In trying to bind together Bill Bryson’s I’m a Stranger here Myself and Maira Kalman’s Principles of Uncertainty for analysis, I’ve settled on a common, albeit slightly broad and obvious, theme; life. Where are we from? Where are we going? Who will we meet? Where will we end up? Funny that we should be dealing with this very idea in our last classes this week, I feel that it is very fitting and a good starting point to begin to look at these texts in terms of forming an overall definition of the way we deal with humor. These questions I have found are consistent with what stage you are in your life. For example upon graduation high school every person I came in contact with, within the months of March-August would inquire, “Where are you going to school?” Throughout Freshman and Sophomore year the question became, “What are you going to major in?” Junior year, “Are you planning to go abroad?” and the disheartening, “Aw, why not?” when you respond, “No” to the former. Senior year the big question comes “So what are you going to do now?” I feel as if these questions are not really what we want the answers to. To combine all these questions into one and really get to the heart of the matter one should ask another, “Are you enjoying your life to the fullest of your capabilities?”
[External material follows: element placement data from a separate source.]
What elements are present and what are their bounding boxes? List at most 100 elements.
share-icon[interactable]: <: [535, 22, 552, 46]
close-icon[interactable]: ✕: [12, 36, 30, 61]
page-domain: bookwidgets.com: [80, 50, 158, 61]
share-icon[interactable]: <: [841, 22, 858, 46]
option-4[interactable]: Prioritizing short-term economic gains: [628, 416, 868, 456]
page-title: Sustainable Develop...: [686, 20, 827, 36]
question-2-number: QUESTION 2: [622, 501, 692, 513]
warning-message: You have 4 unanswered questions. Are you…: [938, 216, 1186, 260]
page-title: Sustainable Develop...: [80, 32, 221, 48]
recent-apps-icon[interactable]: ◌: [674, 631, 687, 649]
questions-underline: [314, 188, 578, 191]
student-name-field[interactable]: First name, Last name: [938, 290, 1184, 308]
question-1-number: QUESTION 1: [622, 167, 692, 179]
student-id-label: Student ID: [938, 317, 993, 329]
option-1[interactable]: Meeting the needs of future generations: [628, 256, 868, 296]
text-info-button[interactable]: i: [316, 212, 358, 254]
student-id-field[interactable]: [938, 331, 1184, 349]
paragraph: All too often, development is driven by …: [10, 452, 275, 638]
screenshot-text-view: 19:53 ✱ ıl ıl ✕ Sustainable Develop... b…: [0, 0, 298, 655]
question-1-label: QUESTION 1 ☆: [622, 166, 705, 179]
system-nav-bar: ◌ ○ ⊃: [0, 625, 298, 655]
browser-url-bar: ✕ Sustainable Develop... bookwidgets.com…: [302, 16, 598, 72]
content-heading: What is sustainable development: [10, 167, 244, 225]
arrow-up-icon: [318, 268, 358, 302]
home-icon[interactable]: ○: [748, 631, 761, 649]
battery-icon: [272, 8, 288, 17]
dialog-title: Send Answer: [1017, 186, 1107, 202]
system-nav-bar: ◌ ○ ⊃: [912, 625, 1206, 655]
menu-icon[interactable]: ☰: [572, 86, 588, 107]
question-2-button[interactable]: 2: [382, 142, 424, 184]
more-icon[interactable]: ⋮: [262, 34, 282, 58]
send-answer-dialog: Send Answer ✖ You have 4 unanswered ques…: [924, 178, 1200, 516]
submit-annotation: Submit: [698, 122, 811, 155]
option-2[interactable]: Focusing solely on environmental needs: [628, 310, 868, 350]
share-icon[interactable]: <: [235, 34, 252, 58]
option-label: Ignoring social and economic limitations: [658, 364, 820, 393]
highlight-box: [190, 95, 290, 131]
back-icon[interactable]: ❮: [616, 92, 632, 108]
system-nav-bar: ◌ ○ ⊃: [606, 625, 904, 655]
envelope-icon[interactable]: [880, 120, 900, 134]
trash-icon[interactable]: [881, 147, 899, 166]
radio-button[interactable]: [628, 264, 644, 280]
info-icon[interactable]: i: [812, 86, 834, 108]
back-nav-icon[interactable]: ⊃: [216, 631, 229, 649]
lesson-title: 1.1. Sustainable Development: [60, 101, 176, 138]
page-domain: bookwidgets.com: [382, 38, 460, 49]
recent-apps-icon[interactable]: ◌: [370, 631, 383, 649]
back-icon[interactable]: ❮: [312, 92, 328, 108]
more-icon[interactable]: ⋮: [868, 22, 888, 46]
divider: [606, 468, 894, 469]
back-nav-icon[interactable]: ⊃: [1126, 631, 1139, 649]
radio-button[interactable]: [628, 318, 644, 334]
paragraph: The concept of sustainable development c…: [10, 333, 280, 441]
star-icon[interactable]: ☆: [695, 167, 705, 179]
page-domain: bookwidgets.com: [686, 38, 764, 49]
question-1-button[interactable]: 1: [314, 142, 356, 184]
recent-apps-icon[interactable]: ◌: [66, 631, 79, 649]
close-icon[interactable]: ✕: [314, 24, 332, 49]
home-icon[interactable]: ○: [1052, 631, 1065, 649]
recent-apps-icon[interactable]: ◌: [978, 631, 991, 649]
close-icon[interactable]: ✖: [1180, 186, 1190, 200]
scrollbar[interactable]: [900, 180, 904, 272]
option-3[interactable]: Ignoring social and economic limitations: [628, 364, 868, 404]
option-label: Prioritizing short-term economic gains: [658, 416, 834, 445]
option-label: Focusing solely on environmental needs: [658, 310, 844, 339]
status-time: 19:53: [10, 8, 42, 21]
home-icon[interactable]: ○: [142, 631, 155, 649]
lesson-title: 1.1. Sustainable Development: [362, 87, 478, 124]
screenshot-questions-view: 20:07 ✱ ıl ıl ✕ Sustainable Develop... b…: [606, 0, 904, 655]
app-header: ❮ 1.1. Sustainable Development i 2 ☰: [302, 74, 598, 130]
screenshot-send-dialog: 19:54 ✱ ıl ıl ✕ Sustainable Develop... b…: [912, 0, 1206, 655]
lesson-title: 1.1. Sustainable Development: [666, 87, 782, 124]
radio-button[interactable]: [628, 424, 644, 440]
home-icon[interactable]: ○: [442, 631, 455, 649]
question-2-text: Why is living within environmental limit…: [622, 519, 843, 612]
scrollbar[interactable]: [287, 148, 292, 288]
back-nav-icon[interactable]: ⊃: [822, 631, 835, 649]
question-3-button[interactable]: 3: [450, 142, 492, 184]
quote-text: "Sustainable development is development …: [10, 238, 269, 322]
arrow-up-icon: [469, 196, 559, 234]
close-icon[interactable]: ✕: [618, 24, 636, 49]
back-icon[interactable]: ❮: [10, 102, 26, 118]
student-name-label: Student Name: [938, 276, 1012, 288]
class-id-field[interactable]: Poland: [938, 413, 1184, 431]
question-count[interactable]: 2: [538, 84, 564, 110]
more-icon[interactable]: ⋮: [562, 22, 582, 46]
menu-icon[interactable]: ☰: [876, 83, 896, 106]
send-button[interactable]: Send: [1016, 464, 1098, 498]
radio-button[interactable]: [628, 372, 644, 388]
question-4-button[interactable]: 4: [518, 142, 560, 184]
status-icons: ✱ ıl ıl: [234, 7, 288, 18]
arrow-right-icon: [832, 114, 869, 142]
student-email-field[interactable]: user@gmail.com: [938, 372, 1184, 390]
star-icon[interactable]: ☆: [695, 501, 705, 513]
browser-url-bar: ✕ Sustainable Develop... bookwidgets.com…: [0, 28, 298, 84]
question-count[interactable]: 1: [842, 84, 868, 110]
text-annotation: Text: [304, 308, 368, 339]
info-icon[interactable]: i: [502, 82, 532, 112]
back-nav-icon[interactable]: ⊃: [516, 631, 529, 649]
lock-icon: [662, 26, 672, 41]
Both Kallman and Bryson use humor to diffuse the abritrariness, “uncertainties”, and inevitable confusion of human life. In the beginning of Kalman’s novel she opens with a passage about the Dodo bird. She writes,
“How can I tell you everything that is in my heart…Begin. With the hapless dodo. Galumping innocently around Mauritus sporting a ridiculous plume. Then out of the blue- Man arrives with a hankering for a Dodo sandwich and POOF! By 1681-extinct. No more Dodo.” (Kalman)
This passage is laced with humor (not if you are a descendant of a Dodo) but underlying is a sense of fear, the inevitability that extinction is just around the corner. Kalman’s novel is quite brilliant in that her illustrations and musings are just as random as she describes life.
Just as Kalman uses humor as a response to life’s hardships, Bryson uses humor in a similar vein, to laugh at these dangers and in doing so poke fun at his own disposition. In the chapter he describes getting his mail in the freezing cold he reflects this certain attitude. He writes, “I don’t wish to sound smug or boastful, but I have devoted much of my life to testing the tolerance to the extremes of the human body, often with very little regard to the potential peril to myself…” (Bryson) It is apparent that in order to truly know who we are and what we are capable of we must be willing to push our boundaries and laugh in the face of danger.
That being said, in Principles of Uncertainty, Kalman writes, “What is this book? What is anything? Who am I? Who are you?...This is a year in my life profusely illustrated. Abounding with anguish, confusion, bits of wisdom, musings, meanderings, buckets of Joie de vivre and restful sojourns.” (Kalman) Not knowing what “joie de vivre” meant, I was forced to look it up. In Humor Reference Guide: A Comprehensive Classification and Analysis by Warren Shibles. Joie de vivre
"can be a joy of conversation, joy of eating, joy of anything one might do… And joie de vivre may be seen as a joy of everything, a comprehensive joy, a philosophy of life, a Weltanschauung. Robert's Dictionnaire says joie is sentiment exaltant ressenti par toute la conscience, that is, involves one's whole being." (Shibles)
I have realized after completing these two drastically different novels that what connects them is humanity’s ability to thrive on joie de vivre. Regardless of whatever we encounter, as a society we are encouraged to push through and “look on the bright side.” What Kalman and Bryson have pointed out is that no matter where you are in life, a stranger in America, a stranger in England, a wanderer in your own “unfathomable world”, you must not focus on the random uncertainties of life, but rather on the consistent little joys that can be found in the cracks of confusion.